מה אומרים המבקרים על המהדורה האנגלית

 

This is an extraordinary, unique and invaluable book. Violette Shamash, who died in 2006, tells the story of the Jewish community in Baghdad in the first half of the 20th century. She writes beautifully and her book is superbly readable. She describes in exquisite detail the histories, lives and customs of Iraqi Jewish through the evocative stories of her own family. This astonishing record has been put together by Violette's daughter Mira and her husband Tonny Rocca from letters notes and essays written by Violette over a period of twenty years. These tell the story of a cultivated and well integrated Jewish community in the heart of the Muslim Arabia during the end of the Ottoman Empire and the British Mandate.

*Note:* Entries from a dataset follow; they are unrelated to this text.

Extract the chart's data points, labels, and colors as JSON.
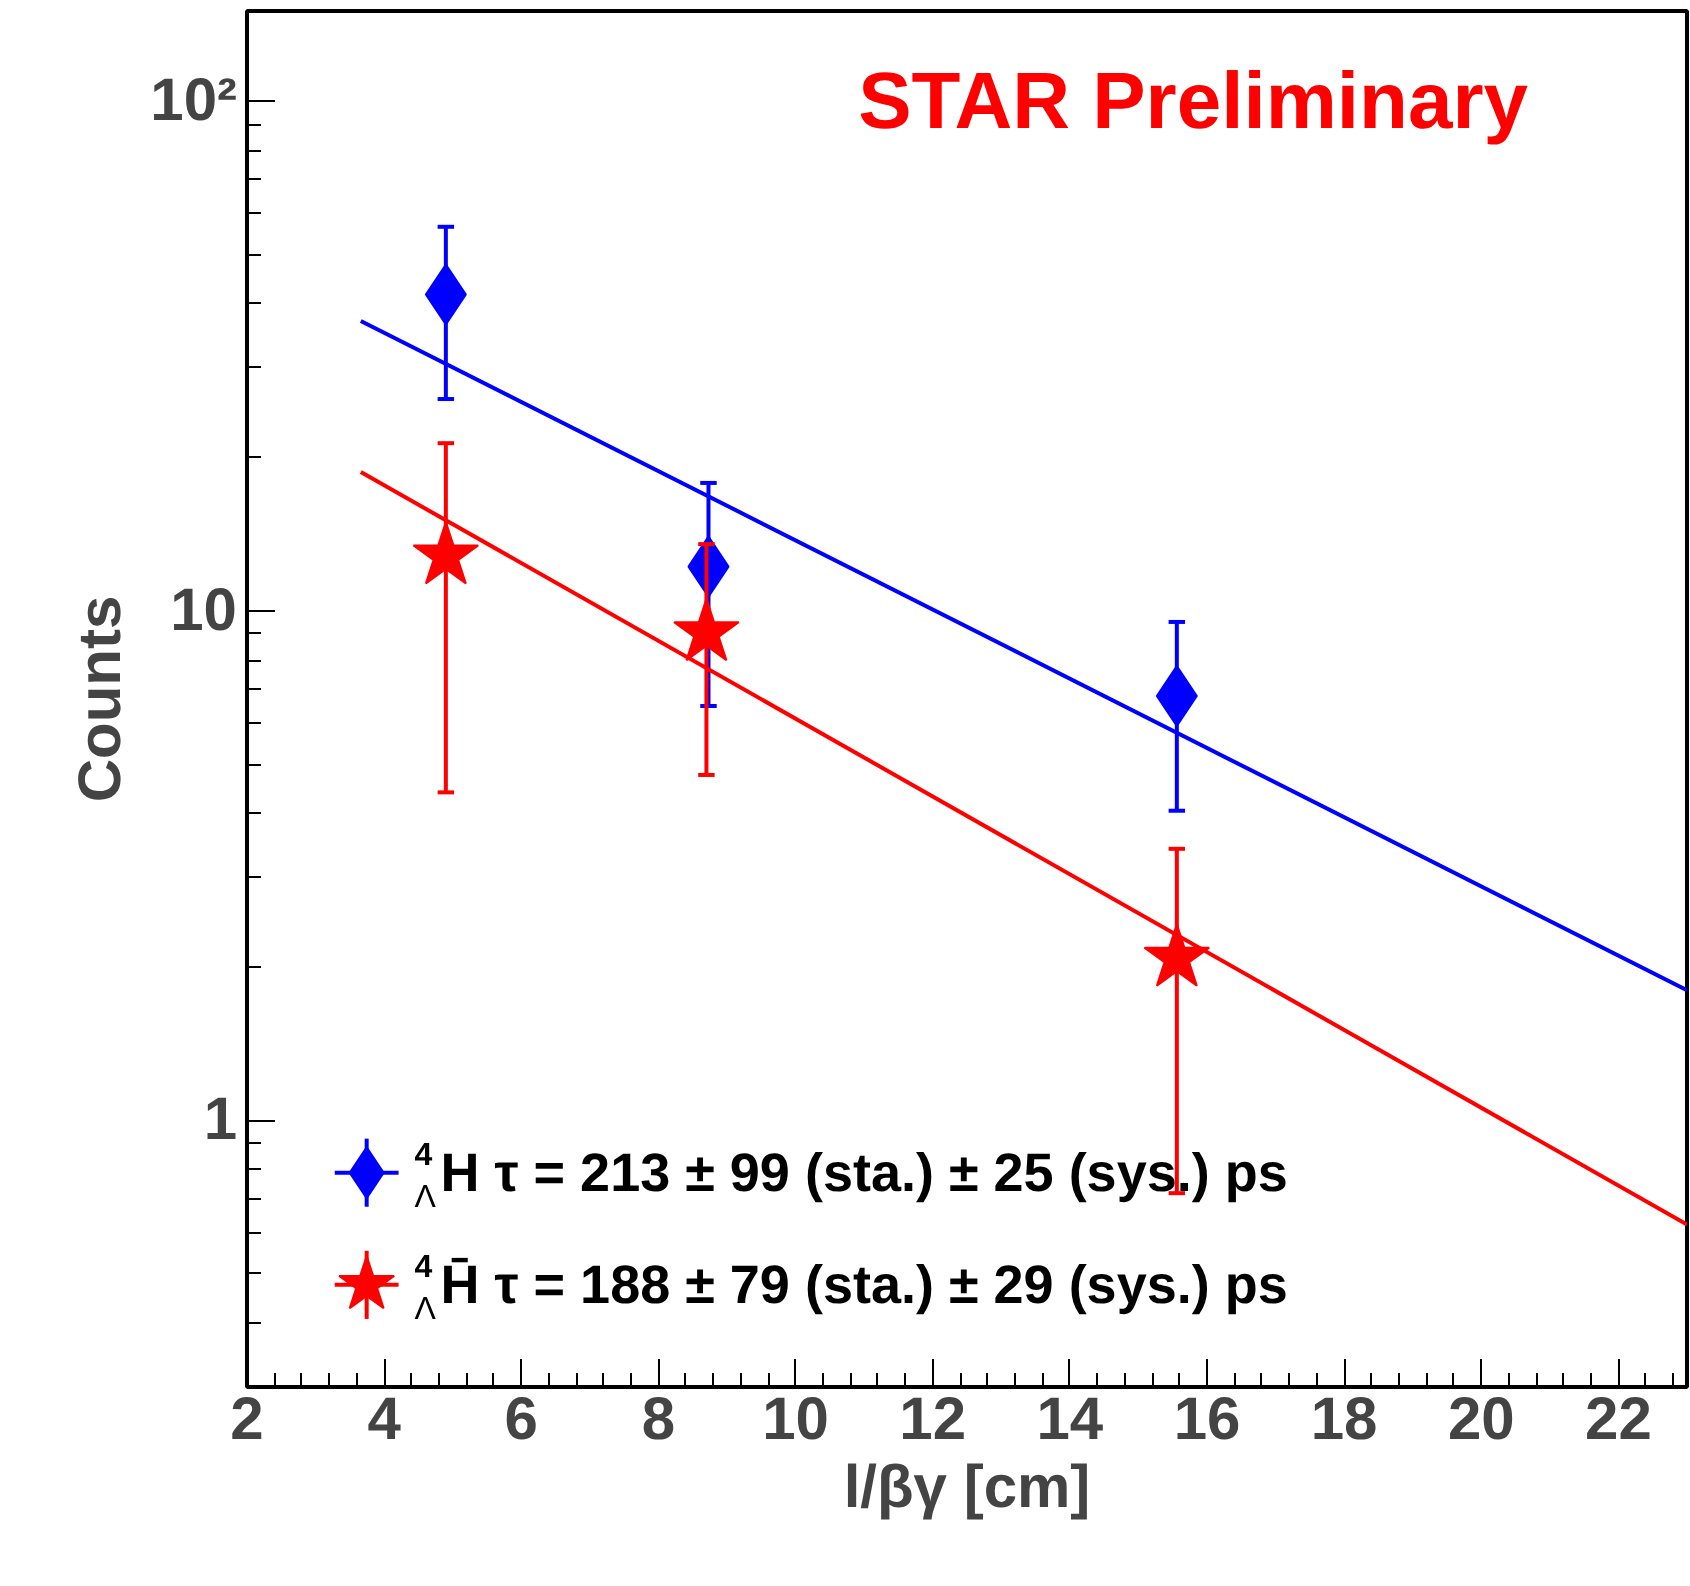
{
  "chart_data": {
    "type": "scatter",
    "xlabel": "l/βγ [cm]",
    "ylabel": "Counts",
    "annotations": [
      "STAR Preliminary"
    ],
    "log": "y",
    "grid": false,
    "legend": "bottom left",
    "xlim": [
      2,
      23
    ],
    "ylim": [
      0.3,
      150
    ],
    "xticks": [
      2,
      4,
      6,
      8,
      10,
      12,
      14,
      16,
      18,
      20,
      22
    ],
    "yticks": [
      1,
      10,
      {
        "value": 100,
        "label": "10²"
      }
    ],
    "series": [
      {
        "name": "$^{4}$$_{Λ}$H τ = 213 ± 99 (sta.) ± 25 (sys.) ps",
        "color": "#0000ff",
        "marker": "diamond",
        "x": [
          4.9,
          8.73,
          15.56
        ],
        "values": [
          41.7,
          12.2,
          6.8
        ],
        "errors": [
          [
            26,
            56.6
          ],
          [
            6.5,
            17.8
          ],
          [
            4.05,
            9.5
          ]
        ]
      },
      {
        "name": "$^{4}$$_{Λ}$H̄ τ = 188 ± 79 (sta.) ± 29 (sys.) ps",
        "color": "#ff0000",
        "marker": "star",
        "x": [
          4.9,
          8.7,
          15.56
        ],
        "values": [
          12.8,
          9.05,
          2.08
        ],
        "errors": [
          [
            4.4,
            21.3
          ],
          [
            4.76,
            13.5
          ],
          [
            0.72,
            3.41
          ]
        ]
      },
      {
        "type": "line",
        "color": "#0000ff",
        "x": [
          3.66,
          23
        ],
        "values": [
          37,
          1.8
        ]
      },
      {
        "type": "line",
        "color": "#ff0000",
        "x": [
          3.66,
          23
        ],
        "values": [
          18.7,
          0.625
        ]
      }
    ]
  }
}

Memories of Eden is a superb account of long forgotten time – indeed a time which is barely imaginable now, given the hatreds that currently exist in the Middle East.

 William Shawcross
Writer and broadcaster
Author of Allies: The U.S., Britain, and Europe in the aftermath of the Iraq war

 

'An "inside look" at an inside look at the last decades of Jewish daily life in Baghdad – from Ottoman rule to British influence to the Nazi-allied pogrom known as the Farhud. After twenty-six centuries, Jewish life was brought to a violent dispossessing close… …Memories of Eden records the forgotten details, and preserves the sights and smells, joys and anxieties of those final pivotal decades.

Edwin Black
Award-winning New York Times bestselling
Author of Banking on Baghdad and IBM and the holocaust

'This is family history at its best – evocative, revealing and moving. Violette's memoirs are not just elegantly written; they have a dream-like quality which one does not encounter in works of history very often. More importantly, we have here a rare and graphic account by a young woman witnessing the pogrom of June 1941 which ended the history of the world's oldest Jewish community.

Dr Berhard Fulda
Director of Studies in History, Sidney Sussex College, Cambridge

'Her book provides a unique insight into the culture, customs and everyday life of the Jewish of Iraq. It paints a sensitive portrait of an ancient civilization which was swept away by the violent current of modern nationalism. The contrast between the harmony and peaceful coexistence depicted here and the mayhem and destructiveness of present- day Iraq could hardly be starker.

 Avi Shalem
Professor of International Relations, St Antony's College, Oxford.
Author of Lion of Jordan: The Life of King Hussein in War and Peace

'…Now comes Violette Shamash's contribution – a refreshing rarity. This fascinating and evocative story is about a forgotten, earlier era, written with a young person's hand and sense of wonderment that draw the reader effortlessly into the City of Caliphs and days of imperial Ottoman and British rule.